Tratamento da ICFER: Os Quatro Pilares da Terapia Crônica

SES-DF - Secretaria de Estado de Saúde do Distrito Federal — Prova 2025

Enunciado

Uma paciente de 65 anos de idade, com histórico de (hipertensão e diabetes) procurou atendimento com dispneia progressiva nos últimos seis meses, ortopneia e episódios de edema em membros inferiores. Relatou que o quadro piorou nas últimas 24 horas, com necessidade de dormir sentada. Ao exame físico, a paciente apresentou FC = 110 bpm, FR 24 irpm, SatO2 = 91%, em ar ambiente e PA = 140 mmHg X 90 mmHg. Mostrou também estase jugular positiva a 45°, hepatomegalia palpável, edema +3 em membros inferiores e crepitantes bibasais na ausculta pulmonar. O ecocardiograma evidenciou fração de ejeção do ventrículo esquerdo reduzida (35%). Após estabilização inicial da paciente do referido caso clínico, qual terapia deve ser priorizada para o manejo crônico?

Alternativas

  1. A) Vasodilatadores intravenosos contínuos em longo prazo.
  2. B) Uso isolado de digoxina para controle da função ventricular.
  3. C) Exclusivamente diuréticos de alça para manejo de sintomas.
  4. D) Espironolactona, betabloqueador, IECA e dapagliflozina.

Pérola Clínica

ICFER (FEVE ≤ 40%) → Quádrupla Terapia: IECA/BRA/ARNI + BB + ARM + iSGLT2.

Resumo-Chave

O tratamento da IC com fração de ejeção reduzida baseia-se nos quatro pilares farmacológicos que comprovadamente reduzem a mortalidade e hospitalizações.

Contexto Educacional

A fisiopatologia da ICFER envolve a ativação crônica do sistema renina-angiotensina-aldosterona e do sistema nervoso simpático, levando ao remodelamento ventricular mal-adaptativo. O tratamento moderno foca em antagonizar essas vias. A paciente do caso apresenta sinais clássicos de descompensação (perfil B - quente e úmido) e, após a estabilização com diuréticos e suporte, deve receber a terapia otimizada. A introdução da dapagliflozina mudou o paradigma, mostrando que o benefício metabólico e hemodinâmico desses fármacos é independente do controle glicêmico.

Perguntas Frequentes

O que compõe a 'quádrupla terapia' na ICFER?

A quádrupla terapia, também conhecida como os 'quatro pilares' do tratamento da Insuficiência Cardíaca com Fração de Ejeção Reduzida (ICFER), consiste em: 1) Inibidores da Enzima Conversora de Angiotensina (IECA), Bloqueadores dos Receptores de Angiotensina (BRA) ou, preferencialmente, Inibidores da Neprilisina e do Receptor de Angiotensina (ARNI); 2) Betabloqueadores (especificamente Carvedilol, Metoprolol ou Bisoprolol); 3) Antagonistas do Receptor de Mineralocorticoide (como a Espironolactona); e 4) Inibidores da SGLT2 (Dapagliflozina ou Empagliflozina). Juntas, essas classes promovem bloqueio neuro-hormonal e metabólico, reduzindo drasticamente a mortalidade.

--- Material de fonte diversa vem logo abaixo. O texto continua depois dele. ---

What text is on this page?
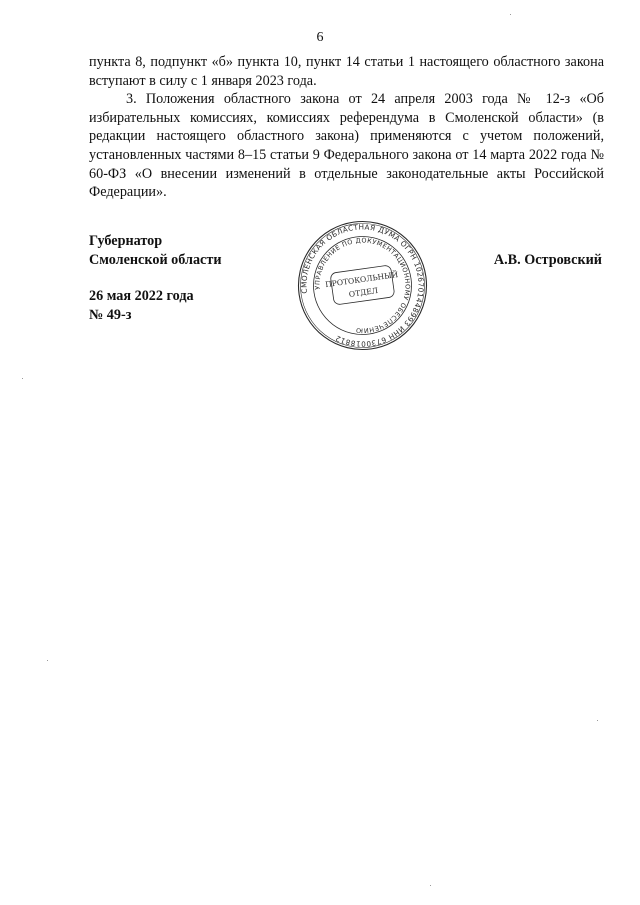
6

пункта 8, подпункт «б» пункта 10, пункт 14 статьи 1 настоящего областного закона вступают в силу с 1 января 2023 года.

3. Положения областного закона от 24 апреля 2003 года № 12-з «Об избирательных комиссиях, комиссиях референдума в Смоленской области» (в редакции настоящего областного закона) применяются с учетом положений, установленных частями 8–15 статьи 9 Федерального закона от 14 марта 2022 года № 60-ФЗ «О внесении изменений в отдельные законодательные акты Российской Федерации».

Губернатор
Смоленской области
26 мая 2022 года
№ 49-з
А.В. Островский
СМОЛЕНСКАЯ ОБЛАСТНАЯ ДУМА ОГРН 1026701448993 ИНН 6730018812
УПРАВЛЕНИЕ ПО ДОКУМЕНТАЦИОННОМУ ОБЕСПЕЧЕНИЮ
ПРОТОКОЛЬНЫЙ
ОТДЕЛ
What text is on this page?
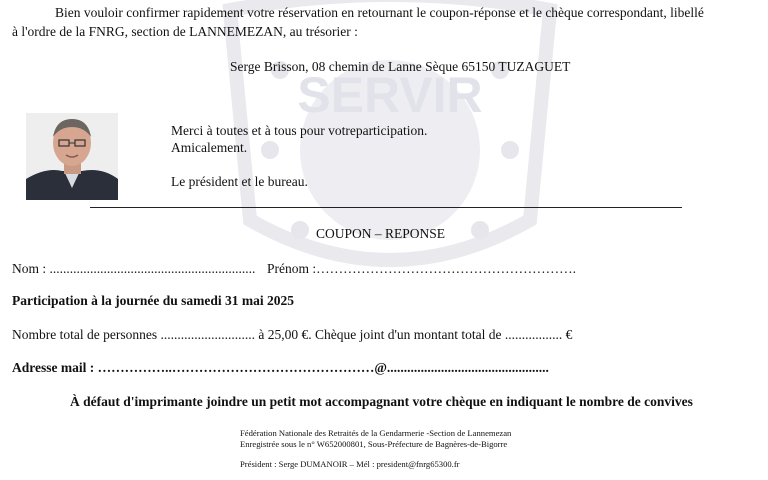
SERVIR
Bien vouloir confirmer rapidement votre réservation en retournant le coupon-réponse et le chèque correspondant, libellé
à l'ordre de la FNRG, section de LANNEMEZAN, au trésorier :
Serge Brisson, 08 chemin de Lanne Sèque 65150 TUZAGUET
Merci à toutes et à tous pour votreparticipation.
Amicalement.
Le président et le bureau.
COUPON – REPONSE
Nom : ............................................................. Prénom :………………………………………………….
Participation à la journée du samedi 31 mai 2025
Nombre total de personnes ............................ à 25,00 €. Chèque joint d'un montant total de ................. €
Adresse mail : ……………..………………………………………@................................................
À défaut d'imprimante joindre un petit mot accompagnant votre chèque en indiquant le nombre de convives
Fédération Nationale des Retraités de la Gendarmerie -Section de Lannemezan
Enregistrée sous le n° W652000801, Sous-Préfecture de Bagnères-de-Bigorre
Président : Serge DUMANOIR – Mél : president@fnrg65300.fr
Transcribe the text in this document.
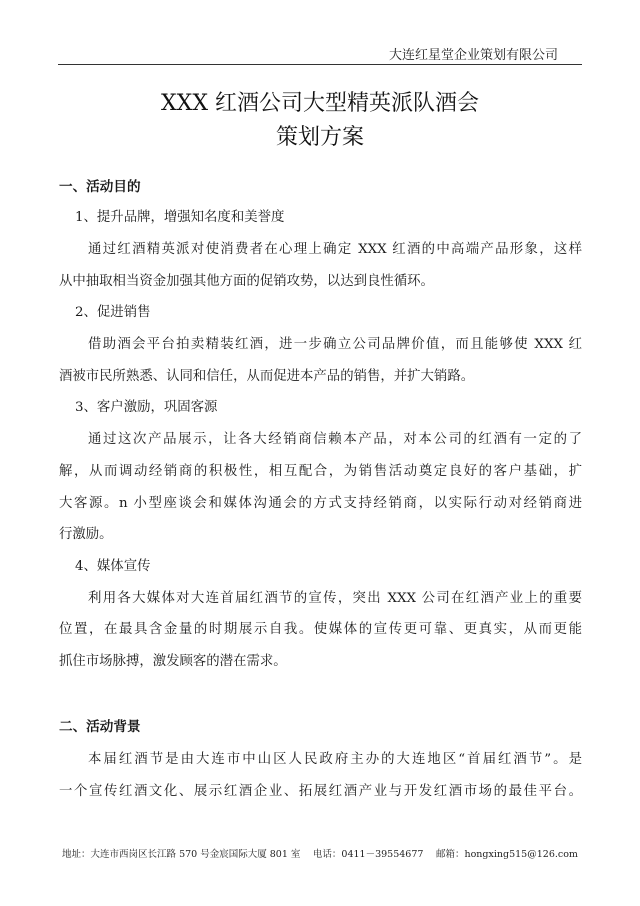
大连红星堂企业策划有限公司
XXX 红酒公司大型精英派队酒会
策划方案
一、活动目的
1、提升品牌，增强知名度和美誉度
通过红酒精英派对使消费者在心理上确定 XXX 红酒的中高端产品形象，这样
从中抽取相当资金加强其他方面的促销攻势，以达到良性循环。
2、促进销售
借助酒会平台拍卖精装红酒，进一步确立公司品牌价值，而且能够使 XXX 红
酒被市民所熟悉、认同和信任，从而促进本产品的销售，并扩大销路。
3、客户激励，巩固客源
通过这次产品展示，让各大经销商信赖本产品，对本公司的红酒有一定的了
解，从而调动经销商的积极性，相互配合，为销售活动奠定良好的客户基础，扩
大客源。n 小型座谈会和媒体沟通会的方式支持经销商，以实际行动对经销商进
行激励。
4、媒体宣传
利用各大媒体对大连首届红酒节的宣传，突出 XXX 公司在红酒产业上的重要
位置，在最具含金量的时期展示自我。使媒体的宣传更可靠、更真实，从而更能
抓住市场脉搏，激发顾客的潜在需求。
二、活动背景
本届红酒节是由大连市中山区人民政府主办的大连地区“首届红酒节”。是
一个宣传红酒文化、展示红酒企业、拓展红酒产业与开发红酒市场的最佳平台。
地址：大连市西岗区长江路 570 号金宸国际大厦 801 室　 电话：0411－39554677　 邮箱：hongxing515@126.com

Qual o papel dos diuréticos de alça no manejo crônico da IC?

Os diuréticos de alça, como a Furosemida, são fundamentais para o controle de sintomas congestivos (edema, dispneia, ortopneia) e para manter a euvolemia. No entanto, eles não demonstraram redução de mortalidade a longo prazo na ICFER. Por isso, devem ser utilizados na menor dose necessária para manter o paciente seco, permitindo a introdução e titulação das drogas modificadoras de doença (os quatro pilares), que são as verdadeiras responsáveis por evitar o remodelamento cardíaco e prolongar a vida.

Quando iniciar os inibidores da SGLT2 na insuficiência cardíaca?

As diretrizes atuais recomendam o início precoce de inibidores da SGLT2 (Dapagliflozina ou Empagliflozina) para todos os pacientes com ICFER (FEVE ≤ 40%), independentemente da presença de Diabetes Mellitus. Eles podem ser iniciados assim que o paciente estiver estabilizado hemodinamicamente, muitas vezes ainda durante a internação por descompensação. Além de reduzirem hospitalizações por IC e morte cardiovascular, apresentam benefícios na proteção renal, o que é crucial no paciente com síndrome cardiorrenal.